Technique application of Muay Thai knee
Muay Thai: The “upper knee” technique and its application for both offense and defense
Jump straight to the knee
The straight knee is similar to the upper knee action, except that the straight knee has to jump up and hit, only once, and you can’t open the bow left and right. The target of the attack is the chest and jaw (Fig. 50).
The most common defensive move for a straight jump knee is to dodge first and hit the opponent in the jaw or abdomen with a straight punch (Fig. 51).
Swing your knees
The knee swing is used when the opponent’s body is out of control and sliding forward. Once you’ve lured your opponent into throwing a punch, push your opponent to the side and hit your opponent in the ribs with a swing knee (Figure 52).
When your opponent slides forward, it’s a good opportunity to strike with a swing knee.
Jump your knees
When the opponent dodges sideways or pushes the knee with his hand, there will be a gap on the other side, and you can take off to hit the opponent’s empty knee when you can hit the opponent’s empty dang.
The jump knee can be used to use the knee technique when the opponent is tricked into coming up, dodging sideways and jumping up to hit the jump knee (Fig. 53).
Abuse of jumping knees is often a mistake. Party B tries to hit Party A in the chest with a jumping knee, but Party A dodges sideways, and Party B will slide forward due to the air plop, creating an opportunity for Party A to counterattack (Figure 54).
There are ways to prevent jumping knees
1. Kick your legs. After your opponent hits the first jump knee and before the second jump knee, you can kick your opponent’s first jump knee to make him fall, and then hit him with a straight jump knee. Success depends on whether your judgment is correct or not.
2. Dodge. When there is no time to use other moves, the fighter can rely on his eye and judgment to avoid the radius of his opponent’s jumping knee.
3. Pretend to be down. Tallow to protect vital areas such as chest and abdomen. Knee and elbow flexion can also be used to kick and counterattack if necessary.
The lower knee is a complement to the jumping knee. Immediately after a knee jump error, the opponent can be hit in the abdomen with a lower knee (Figure 55).
The knee-barring has been added to a separate book in Muay Thai. Knee bars are generally used when the opponent is in front of the neck and the legs are close together. If your opponent is hit by a blocked knee and retracts his front leg, he gives himself the opportunity to hit his upper knee (Fig. 56).
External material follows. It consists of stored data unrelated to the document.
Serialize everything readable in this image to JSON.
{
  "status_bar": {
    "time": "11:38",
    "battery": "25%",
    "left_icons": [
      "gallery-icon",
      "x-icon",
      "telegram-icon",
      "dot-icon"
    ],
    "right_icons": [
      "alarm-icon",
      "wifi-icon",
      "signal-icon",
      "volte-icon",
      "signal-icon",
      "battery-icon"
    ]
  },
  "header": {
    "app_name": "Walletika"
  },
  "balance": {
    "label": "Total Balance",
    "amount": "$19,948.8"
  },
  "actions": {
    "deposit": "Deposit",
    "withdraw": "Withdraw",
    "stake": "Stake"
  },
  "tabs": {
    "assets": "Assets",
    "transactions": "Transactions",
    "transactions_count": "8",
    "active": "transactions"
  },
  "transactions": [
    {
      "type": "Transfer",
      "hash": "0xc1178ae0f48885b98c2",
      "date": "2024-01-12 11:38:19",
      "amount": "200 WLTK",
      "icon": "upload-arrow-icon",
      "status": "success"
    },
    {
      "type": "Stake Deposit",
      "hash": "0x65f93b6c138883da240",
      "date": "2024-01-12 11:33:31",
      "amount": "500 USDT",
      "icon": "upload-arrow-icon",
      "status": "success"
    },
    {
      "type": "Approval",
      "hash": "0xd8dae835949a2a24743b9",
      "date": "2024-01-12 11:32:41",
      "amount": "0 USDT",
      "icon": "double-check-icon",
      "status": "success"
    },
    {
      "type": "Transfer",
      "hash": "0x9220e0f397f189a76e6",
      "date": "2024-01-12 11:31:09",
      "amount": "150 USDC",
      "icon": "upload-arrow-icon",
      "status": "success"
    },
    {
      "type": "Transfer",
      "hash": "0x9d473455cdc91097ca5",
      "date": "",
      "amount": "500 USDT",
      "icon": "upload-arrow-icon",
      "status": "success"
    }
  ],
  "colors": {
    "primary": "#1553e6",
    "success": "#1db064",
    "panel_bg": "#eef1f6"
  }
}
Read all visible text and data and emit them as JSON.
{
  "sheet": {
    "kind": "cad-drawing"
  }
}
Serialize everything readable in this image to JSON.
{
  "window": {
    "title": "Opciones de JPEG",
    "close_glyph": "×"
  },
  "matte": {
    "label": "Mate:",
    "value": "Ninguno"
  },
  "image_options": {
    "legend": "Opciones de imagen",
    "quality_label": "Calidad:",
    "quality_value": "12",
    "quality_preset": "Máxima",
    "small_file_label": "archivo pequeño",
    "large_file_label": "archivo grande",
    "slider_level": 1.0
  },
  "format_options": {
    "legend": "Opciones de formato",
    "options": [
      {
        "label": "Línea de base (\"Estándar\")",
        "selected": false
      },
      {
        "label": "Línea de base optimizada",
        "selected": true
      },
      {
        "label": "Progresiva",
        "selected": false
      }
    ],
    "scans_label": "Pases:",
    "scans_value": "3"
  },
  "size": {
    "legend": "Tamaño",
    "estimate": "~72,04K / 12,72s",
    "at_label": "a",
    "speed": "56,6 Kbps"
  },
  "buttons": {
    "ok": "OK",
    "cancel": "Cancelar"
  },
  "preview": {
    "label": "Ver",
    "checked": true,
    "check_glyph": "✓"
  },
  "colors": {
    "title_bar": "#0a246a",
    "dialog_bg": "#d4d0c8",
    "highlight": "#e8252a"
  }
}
When the opponent is holding his neck tightly, in order to prevent the opponent from hitting the upper knee, you can use the knee to the left and right sides of the knee to hit the opponent’s knee so that the opponent’s heel cannot be lifted off the ground. When your opponent’s attention shifts to the lower part, you can use your elbow to hit your opponent’s upper body (Fig. 57).
In addition, there are several ways to deal with the opponent holding the neck:
1. Stretch out your hands against your opponent’s abdomen so that your opponent can’t hit the knee. However, it is necessary to prevent the opponent from switching to an elbow attack (Figure 58).
2. When your opponent hits the upper knee, dodge the knee sideways and hit the opponent in the chest or abdomen with a heavy punch (Figure 59).
3. When your opponent hits her upper knee, put one hand into his popliteal fossa, put the other hand against his lower jaw, and knock him down (Figure 60).
4. When the opponent wants to reach out and hug his neck and hit the upper knee, he can master the distance and kick and stab the opponent’s thigh or crotch with his toes.
5. If your opponent is holding your neck and swaying from side to side, you can swing and try to throw your opponent off balance before hitting an uppercut. You can also punch a lower knee to your opponent’s calf.
6. When your opponent grabs your neck and wants to throw a punch to your neck, you can crouch down and hit your opponent in the abdomen with an uppercut, then quickly hit a straight knee.
7. The way to prevent the opponent from pulling the neck is to contract the neck forcefully so that the chin is close to the chest.
Knee Law By-Laws
1. Use your own knee to block your opponent’s knee (Figure 61).
2. The knee method is too sloppy and not easy to work (Figure 62).
3. Hold the opponent’s neck and use the upper knee to fail, and the opponent will return fire (Figure 63).
4. If the movement is accurate, a straight knee jump in the high part will work (Figure 64).
5. Before the opponent’s knee hits the target, you can return the blow with the knee (Figure 65).
6. Hold the opponent’s neck and be able to pull it in front of you, using the upper knee is often successful (Figure 66).
7. Be vigilant when using the knee technique, otherwise you will be hit by the opponent with a punch (Fig. 67).
8. When jumping up and swinging the knee, it is necessary to look at the timing and the goal (Fig. 68).
9. When using straight jumping knees and jumping knees, you must have a clear goal, otherwise you will suffer a loss (Figure 69).
10. This knee jump is not used properly, and the timing and goal must be re-selected (Fig. 70).